Now, here's another commission in colour: 'Romany Morning'.
In this painting, which was commissioned to show the details you can see in the foreground, I also wanted to portray a sense of the outdoor life, and sense of space - and places to roam! I have deliberately lost the 'distance' to atmosphere. There are a million places you could go from the gap between the trees! I also enjoyed painting the horses and the detail of the caravan and this domestic scene.
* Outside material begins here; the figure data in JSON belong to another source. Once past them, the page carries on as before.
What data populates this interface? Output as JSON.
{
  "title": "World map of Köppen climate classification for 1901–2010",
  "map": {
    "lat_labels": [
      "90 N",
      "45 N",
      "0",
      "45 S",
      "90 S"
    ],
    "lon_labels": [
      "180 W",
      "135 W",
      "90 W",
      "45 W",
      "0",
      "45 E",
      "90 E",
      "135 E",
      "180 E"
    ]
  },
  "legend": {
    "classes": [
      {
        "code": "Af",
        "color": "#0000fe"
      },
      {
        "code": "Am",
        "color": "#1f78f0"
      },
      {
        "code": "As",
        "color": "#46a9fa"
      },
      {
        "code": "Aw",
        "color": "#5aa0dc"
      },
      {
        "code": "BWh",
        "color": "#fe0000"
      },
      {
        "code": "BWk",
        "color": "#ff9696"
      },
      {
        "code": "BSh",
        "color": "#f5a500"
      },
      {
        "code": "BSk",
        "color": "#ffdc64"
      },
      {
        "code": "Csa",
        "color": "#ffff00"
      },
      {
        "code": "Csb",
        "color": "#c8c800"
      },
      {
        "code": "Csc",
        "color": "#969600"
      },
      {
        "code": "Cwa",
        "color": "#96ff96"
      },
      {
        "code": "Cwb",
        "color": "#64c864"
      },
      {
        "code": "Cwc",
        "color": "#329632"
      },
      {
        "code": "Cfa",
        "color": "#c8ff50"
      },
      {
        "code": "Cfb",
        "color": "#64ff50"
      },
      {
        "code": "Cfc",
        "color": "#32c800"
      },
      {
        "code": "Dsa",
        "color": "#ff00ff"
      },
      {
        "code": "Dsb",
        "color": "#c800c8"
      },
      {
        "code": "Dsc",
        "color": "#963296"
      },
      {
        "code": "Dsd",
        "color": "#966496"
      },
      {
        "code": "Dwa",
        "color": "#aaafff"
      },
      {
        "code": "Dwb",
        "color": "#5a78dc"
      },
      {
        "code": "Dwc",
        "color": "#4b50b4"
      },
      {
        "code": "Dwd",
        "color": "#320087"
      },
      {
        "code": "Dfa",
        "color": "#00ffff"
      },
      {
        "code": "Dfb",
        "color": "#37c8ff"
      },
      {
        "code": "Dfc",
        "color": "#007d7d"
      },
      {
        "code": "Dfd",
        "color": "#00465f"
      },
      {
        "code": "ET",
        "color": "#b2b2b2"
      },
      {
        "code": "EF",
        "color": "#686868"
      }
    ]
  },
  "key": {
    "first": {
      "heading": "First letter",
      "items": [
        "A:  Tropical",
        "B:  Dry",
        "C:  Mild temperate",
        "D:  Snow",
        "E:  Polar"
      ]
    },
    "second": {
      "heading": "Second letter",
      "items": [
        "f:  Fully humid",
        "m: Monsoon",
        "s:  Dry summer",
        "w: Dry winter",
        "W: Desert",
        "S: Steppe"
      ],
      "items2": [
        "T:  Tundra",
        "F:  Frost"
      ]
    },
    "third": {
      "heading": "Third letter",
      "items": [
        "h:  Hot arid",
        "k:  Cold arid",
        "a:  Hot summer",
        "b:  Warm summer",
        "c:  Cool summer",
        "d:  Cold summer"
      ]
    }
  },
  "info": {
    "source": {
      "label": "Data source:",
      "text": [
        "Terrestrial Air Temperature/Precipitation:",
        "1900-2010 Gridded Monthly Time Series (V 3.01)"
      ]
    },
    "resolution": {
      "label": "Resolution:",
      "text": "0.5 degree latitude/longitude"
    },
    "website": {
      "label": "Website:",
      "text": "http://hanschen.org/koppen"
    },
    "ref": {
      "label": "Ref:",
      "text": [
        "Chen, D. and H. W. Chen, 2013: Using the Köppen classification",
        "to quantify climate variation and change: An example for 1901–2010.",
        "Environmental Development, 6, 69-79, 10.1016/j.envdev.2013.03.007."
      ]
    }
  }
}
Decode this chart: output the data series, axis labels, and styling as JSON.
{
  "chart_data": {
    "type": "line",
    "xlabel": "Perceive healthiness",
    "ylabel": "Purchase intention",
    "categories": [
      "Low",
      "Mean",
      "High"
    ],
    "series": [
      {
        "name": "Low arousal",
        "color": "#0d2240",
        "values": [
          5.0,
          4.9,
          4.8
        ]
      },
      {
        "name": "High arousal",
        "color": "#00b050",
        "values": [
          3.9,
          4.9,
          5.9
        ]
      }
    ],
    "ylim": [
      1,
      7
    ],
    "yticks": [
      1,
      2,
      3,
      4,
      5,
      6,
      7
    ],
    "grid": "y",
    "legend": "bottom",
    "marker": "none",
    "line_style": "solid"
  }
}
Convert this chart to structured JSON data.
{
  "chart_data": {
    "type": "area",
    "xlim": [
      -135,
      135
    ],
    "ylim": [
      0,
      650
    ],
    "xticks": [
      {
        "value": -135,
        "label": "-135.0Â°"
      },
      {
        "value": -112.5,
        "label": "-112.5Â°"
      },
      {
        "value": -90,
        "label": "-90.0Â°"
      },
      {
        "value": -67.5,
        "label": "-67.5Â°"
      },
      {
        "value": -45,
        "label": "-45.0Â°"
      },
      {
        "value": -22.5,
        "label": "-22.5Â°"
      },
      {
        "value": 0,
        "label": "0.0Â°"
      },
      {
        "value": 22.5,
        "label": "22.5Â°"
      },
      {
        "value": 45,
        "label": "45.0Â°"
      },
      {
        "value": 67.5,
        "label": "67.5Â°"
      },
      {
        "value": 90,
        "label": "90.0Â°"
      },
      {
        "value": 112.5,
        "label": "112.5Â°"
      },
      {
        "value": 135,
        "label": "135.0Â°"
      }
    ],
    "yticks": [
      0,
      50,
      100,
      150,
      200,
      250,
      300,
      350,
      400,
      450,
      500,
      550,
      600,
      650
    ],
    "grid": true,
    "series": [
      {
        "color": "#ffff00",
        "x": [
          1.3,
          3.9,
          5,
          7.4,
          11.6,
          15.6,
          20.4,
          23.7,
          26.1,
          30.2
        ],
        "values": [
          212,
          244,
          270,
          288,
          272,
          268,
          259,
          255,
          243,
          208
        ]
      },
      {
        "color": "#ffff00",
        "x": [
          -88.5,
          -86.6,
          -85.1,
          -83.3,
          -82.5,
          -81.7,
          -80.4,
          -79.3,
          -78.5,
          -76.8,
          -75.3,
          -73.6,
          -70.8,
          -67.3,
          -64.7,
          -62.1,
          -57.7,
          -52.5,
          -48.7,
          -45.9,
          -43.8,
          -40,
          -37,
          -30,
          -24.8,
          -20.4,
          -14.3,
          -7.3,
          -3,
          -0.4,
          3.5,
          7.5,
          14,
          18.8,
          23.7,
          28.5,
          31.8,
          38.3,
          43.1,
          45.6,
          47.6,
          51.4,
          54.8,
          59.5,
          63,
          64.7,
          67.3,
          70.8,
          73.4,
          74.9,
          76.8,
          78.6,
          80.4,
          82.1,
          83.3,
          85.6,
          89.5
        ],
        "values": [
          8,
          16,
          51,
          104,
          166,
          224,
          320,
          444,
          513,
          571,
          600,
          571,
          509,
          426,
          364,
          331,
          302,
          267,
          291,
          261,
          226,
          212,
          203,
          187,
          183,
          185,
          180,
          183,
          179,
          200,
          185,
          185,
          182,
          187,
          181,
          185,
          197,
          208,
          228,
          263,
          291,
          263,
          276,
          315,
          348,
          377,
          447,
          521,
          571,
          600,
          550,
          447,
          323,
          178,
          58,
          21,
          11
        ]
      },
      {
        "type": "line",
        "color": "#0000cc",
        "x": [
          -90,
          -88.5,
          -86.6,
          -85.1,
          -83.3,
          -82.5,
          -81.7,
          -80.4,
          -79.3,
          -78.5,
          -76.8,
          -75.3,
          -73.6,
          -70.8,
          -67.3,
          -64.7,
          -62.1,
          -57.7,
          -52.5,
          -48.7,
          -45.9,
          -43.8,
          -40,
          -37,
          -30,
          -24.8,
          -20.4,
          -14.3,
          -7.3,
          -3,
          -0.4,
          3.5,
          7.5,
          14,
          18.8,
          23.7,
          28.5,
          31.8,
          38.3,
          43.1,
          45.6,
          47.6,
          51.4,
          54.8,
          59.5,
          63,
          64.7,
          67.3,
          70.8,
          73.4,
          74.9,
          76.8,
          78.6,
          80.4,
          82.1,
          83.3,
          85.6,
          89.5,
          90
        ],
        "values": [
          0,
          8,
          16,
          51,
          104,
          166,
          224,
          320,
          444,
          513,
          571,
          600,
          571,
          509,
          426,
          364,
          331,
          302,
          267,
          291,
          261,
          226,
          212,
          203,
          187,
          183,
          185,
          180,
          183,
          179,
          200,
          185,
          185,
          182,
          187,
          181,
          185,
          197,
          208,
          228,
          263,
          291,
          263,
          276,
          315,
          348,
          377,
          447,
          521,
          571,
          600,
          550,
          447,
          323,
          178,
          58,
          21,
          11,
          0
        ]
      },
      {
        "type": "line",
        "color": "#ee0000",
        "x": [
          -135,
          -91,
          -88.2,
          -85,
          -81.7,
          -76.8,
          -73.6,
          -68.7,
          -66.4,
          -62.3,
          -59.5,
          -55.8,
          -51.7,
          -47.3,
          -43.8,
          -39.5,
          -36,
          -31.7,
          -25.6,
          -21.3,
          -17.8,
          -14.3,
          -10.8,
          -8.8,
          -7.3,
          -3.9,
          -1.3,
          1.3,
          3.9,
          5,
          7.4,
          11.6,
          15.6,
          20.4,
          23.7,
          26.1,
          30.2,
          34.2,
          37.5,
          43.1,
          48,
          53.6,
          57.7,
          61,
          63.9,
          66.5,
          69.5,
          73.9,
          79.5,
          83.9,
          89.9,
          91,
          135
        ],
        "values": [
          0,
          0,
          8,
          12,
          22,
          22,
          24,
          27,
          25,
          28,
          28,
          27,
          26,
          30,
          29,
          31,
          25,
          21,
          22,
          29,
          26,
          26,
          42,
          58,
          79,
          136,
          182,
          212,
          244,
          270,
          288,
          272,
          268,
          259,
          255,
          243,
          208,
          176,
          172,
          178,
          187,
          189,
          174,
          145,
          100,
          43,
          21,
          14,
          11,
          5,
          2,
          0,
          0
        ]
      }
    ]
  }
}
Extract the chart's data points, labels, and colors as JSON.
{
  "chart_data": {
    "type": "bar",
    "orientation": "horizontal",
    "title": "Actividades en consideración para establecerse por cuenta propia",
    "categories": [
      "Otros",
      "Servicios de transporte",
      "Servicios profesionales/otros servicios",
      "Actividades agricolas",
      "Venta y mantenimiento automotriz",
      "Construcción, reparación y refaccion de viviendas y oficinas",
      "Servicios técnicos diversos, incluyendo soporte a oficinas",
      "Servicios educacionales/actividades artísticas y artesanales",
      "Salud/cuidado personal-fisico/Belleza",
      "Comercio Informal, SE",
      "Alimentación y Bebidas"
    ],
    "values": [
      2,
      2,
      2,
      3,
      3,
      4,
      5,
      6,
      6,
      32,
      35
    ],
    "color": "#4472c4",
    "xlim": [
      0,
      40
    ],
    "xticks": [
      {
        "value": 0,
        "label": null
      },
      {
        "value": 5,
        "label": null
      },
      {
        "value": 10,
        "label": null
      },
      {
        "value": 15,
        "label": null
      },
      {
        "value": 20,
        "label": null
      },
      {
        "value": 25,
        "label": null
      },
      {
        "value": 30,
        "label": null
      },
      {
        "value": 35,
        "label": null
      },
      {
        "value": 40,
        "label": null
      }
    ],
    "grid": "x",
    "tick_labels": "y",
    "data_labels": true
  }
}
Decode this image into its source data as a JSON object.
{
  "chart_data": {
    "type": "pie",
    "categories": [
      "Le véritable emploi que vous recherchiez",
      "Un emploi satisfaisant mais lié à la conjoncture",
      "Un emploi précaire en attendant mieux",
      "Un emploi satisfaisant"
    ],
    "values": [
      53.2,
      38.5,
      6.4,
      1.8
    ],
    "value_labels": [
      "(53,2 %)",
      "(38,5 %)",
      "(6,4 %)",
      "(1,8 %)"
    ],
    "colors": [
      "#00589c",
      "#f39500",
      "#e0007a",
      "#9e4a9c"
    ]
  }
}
So, did I prefer the colour, or the monochrome painting? Actually, I loved doing both. Colour allows more options as a painter, giving the opportunity to use colour contrast to give depth and life. Monochrome produces a considerable challenge, where only tone can be used for these things. I like to think they both have atmospheres of their own - and I'm happy with the results of both! There'll be more black and white, I'm sure, but there'll also be plenty of colour!
A professional artist living and working in the beautiful north of Scotland. My work is realistic and quite traditional, though strongly interpretational in nature. My inspiration is the beauty of Nature, and the wonderful colours and moods she shows everywhere.